When I am only using the Users dataset the accuracy is high. But when I join other data sets the auc score is decreasing. Any insights would be appretitated.
You might want to do the feature engineering on appended columns from other data sets or do appropriate aggregation first and then combine the data sets. See what happens.
The trainset has years 1,2,3 but testset has future year 4 with most user ids needing predictions for month 1,2&3 year 4. This means we have a forecasting problem and need to populate the trainset with aggregated data from the other datasets for each month. The test set can then be extracted from the trainset using all data from year 3 month 12.
We then need to get the targets for the current month using the Target column of the next 3 months-train.groupby(userid).shift(-1/-2/-3). Then train a model for each target month1/2/3, and predict on user samples from year 3 month 12.
@basketball stars That usually means the extra datasets are adding noise or leakage, so try cleaning, feature-selecting, or engineering only the useful fields before joining to see if performance improves.

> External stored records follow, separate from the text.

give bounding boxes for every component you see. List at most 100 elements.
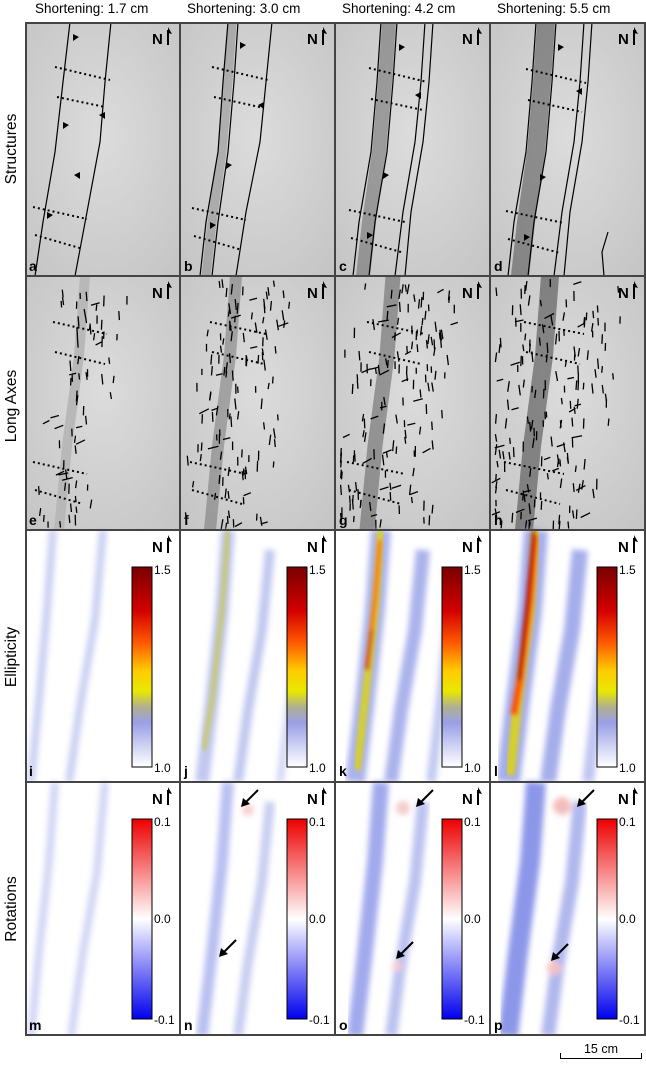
long-axis-stick — [222, 437, 231, 441]
long-axis-stick — [234, 522, 243, 528]
panel-label: m — [29, 1017, 41, 1033]
long-axis-stick — [89, 499, 93, 509]
long-axis-stick — [370, 366, 379, 370]
long-axis-stick — [76, 327, 79, 338]
long-axis-stick — [228, 353, 232, 363]
arrow-icon — [241, 789, 259, 807]
long-axis-stick — [575, 485, 586, 491]
svg-text:0.1: 0.1 — [154, 815, 171, 829]
long-axis-stick — [401, 378, 409, 383]
arrow-icon — [416, 789, 434, 807]
panel-label: g — [339, 512, 348, 528]
long-axis-stick — [78, 373, 81, 380]
rotation-colorbar: 0.1 0.0 -0.1 — [131, 815, 175, 1027]
panel-m: 0.1 0.0 -0.1 m N — [25, 781, 180, 1036]
long-axis-stick — [504, 418, 508, 429]
long-axis-stick — [398, 301, 401, 313]
long-axis-stick — [413, 398, 423, 402]
long-axis-stick — [527, 295, 531, 306]
long-axis-stick — [392, 440, 395, 452]
long-axis-stick — [546, 473, 549, 480]
long-axis-stick — [583, 458, 586, 470]
figure-grid: a N b N — [25, 22, 646, 1036]
long-axis-stick — [92, 333, 96, 341]
long-axis-stick — [554, 333, 558, 345]
long-axis-stick — [559, 459, 562, 467]
long-axis-stick — [210, 354, 213, 365]
long-axis-stick — [50, 414, 60, 419]
long-axis-stick — [227, 510, 231, 519]
long-axis-stick — [364, 283, 367, 290]
long-axis-stick — [574, 465, 577, 472]
long-axis-stick — [38, 508, 42, 516]
long-axis-stick — [199, 408, 210, 415]
long-axis-stick — [522, 489, 531, 493]
column-title-4: Shortening: 5.5 cm — [497, 1, 611, 16]
long-axis-stick — [382, 449, 392, 454]
long-axis-stick — [273, 439, 276, 448]
column-title-2: Shortening: 3.0 cm — [187, 1, 301, 16]
svg-text:1.5: 1.5 — [619, 563, 636, 577]
scale-bar-label: 15 cm — [583, 1042, 619, 1056]
long-axis-stick — [218, 474, 221, 485]
long-axis-sticks — [37, 289, 128, 528]
svg-text:N: N — [462, 31, 473, 48]
long-axis-stick — [42, 514, 45, 522]
svg-text:-0.1: -0.1 — [309, 1013, 330, 1027]
north-arrow-icon: N — [618, 535, 638, 556]
long-axis-stick — [361, 413, 365, 422]
svg-text:1.5: 1.5 — [309, 563, 326, 577]
long-axis-stick — [412, 467, 415, 477]
svg-text:N: N — [307, 791, 318, 808]
long-axis-stick — [419, 325, 423, 336]
long-axis-stick — [431, 504, 434, 514]
arrow-icon — [396, 941, 414, 959]
long-axis-stick — [75, 439, 86, 445]
long-axis-stick — [68, 514, 71, 524]
panel-o: 0.1 0.0 -0.1 o N — [335, 781, 490, 1036]
long-axis-stick — [260, 521, 268, 525]
long-axis-stick — [75, 425, 83, 429]
long-axis-stick — [381, 454, 385, 466]
long-axis-stick — [236, 386, 239, 393]
long-axis-stick — [401, 284, 404, 294]
long-axis-stick — [58, 472, 69, 476]
long-axis-stick — [417, 299, 421, 309]
long-axis-stick — [583, 317, 586, 328]
long-axis-stick — [506, 399, 510, 410]
long-axis-stick — [550, 314, 554, 326]
long-axis-stick — [200, 442, 203, 451]
long-axis-stick — [339, 484, 343, 496]
north-arrow-icon: N — [152, 787, 172, 808]
long-axis-stick — [257, 354, 260, 364]
long-axis-stick — [358, 350, 361, 361]
long-axis-stick — [559, 419, 563, 429]
long-axis-stick — [524, 520, 528, 529]
long-axis-stick — [61, 289, 64, 298]
long-axis-stick — [272, 461, 275, 468]
long-axis-stick — [95, 341, 103, 346]
long-axis-stick — [84, 316, 88, 324]
long-axis-stick — [363, 432, 367, 443]
long-axis-stick — [524, 333, 527, 341]
long-axis-stick — [288, 301, 291, 309]
long-axis-stick — [406, 345, 408, 354]
long-axis-stick — [558, 514, 561, 525]
long-axis-stick — [370, 513, 378, 517]
panel-label: c — [339, 258, 347, 274]
panel-label: d — [494, 258, 503, 274]
long-axis-stick — [42, 419, 50, 425]
long-axis-stick — [223, 366, 226, 376]
long-axis-stick — [206, 329, 209, 337]
long-axis-stick — [577, 322, 585, 328]
svg-text:0.0: 0.0 — [309, 912, 326, 926]
long-axis-stick — [528, 343, 531, 353]
panel-b: b N — [180, 22, 335, 277]
panel-f: f N — [180, 275, 335, 531]
long-axis-stick — [207, 445, 219, 450]
ellipticity-colorbar: 1.5 1.0 — [131, 563, 171, 775]
long-axis-stick — [219, 345, 223, 353]
long-axis-stick — [511, 512, 514, 523]
long-axis-stick — [230, 284, 234, 295]
long-axis-stick — [276, 319, 280, 331]
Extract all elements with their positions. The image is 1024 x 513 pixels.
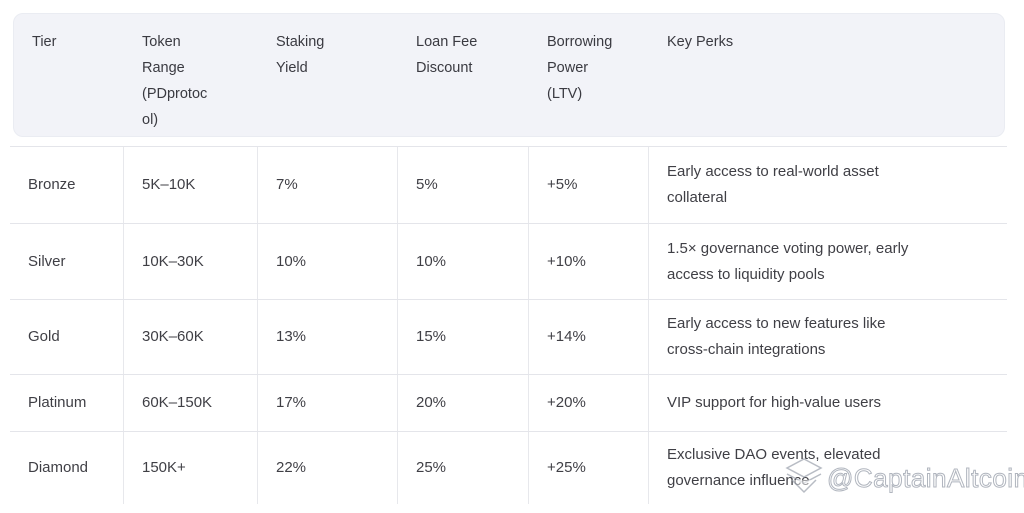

You might want to do the feature engineering on appended columns from other data sets or do appropriate aggregation first and then combine the data sets. See what happens.
Hi Hari,
The trainset has years 1,2,3 but testset has future year 4 with most user ids needing predictions for month 1,2&3 year 4. This means we have a forecasting problem and need to populate the trainset with aggregated data from the other datasets for each month. The test set can then be extracted from the trainset using all data from year 3 month 12.
We then need to get the targets for the current month using the Target column of the next 3 months-train.groupby(userid).shift(-1/-2/-3). Then train a model for each target month1/2/3, and predict on user samples from year 3 month 12.
@basketball stars That usually means the extra datasets are adding noise or leakage, so try cleaning, feature-selecting, or engineering only the useful fields before joining to see if performance improves.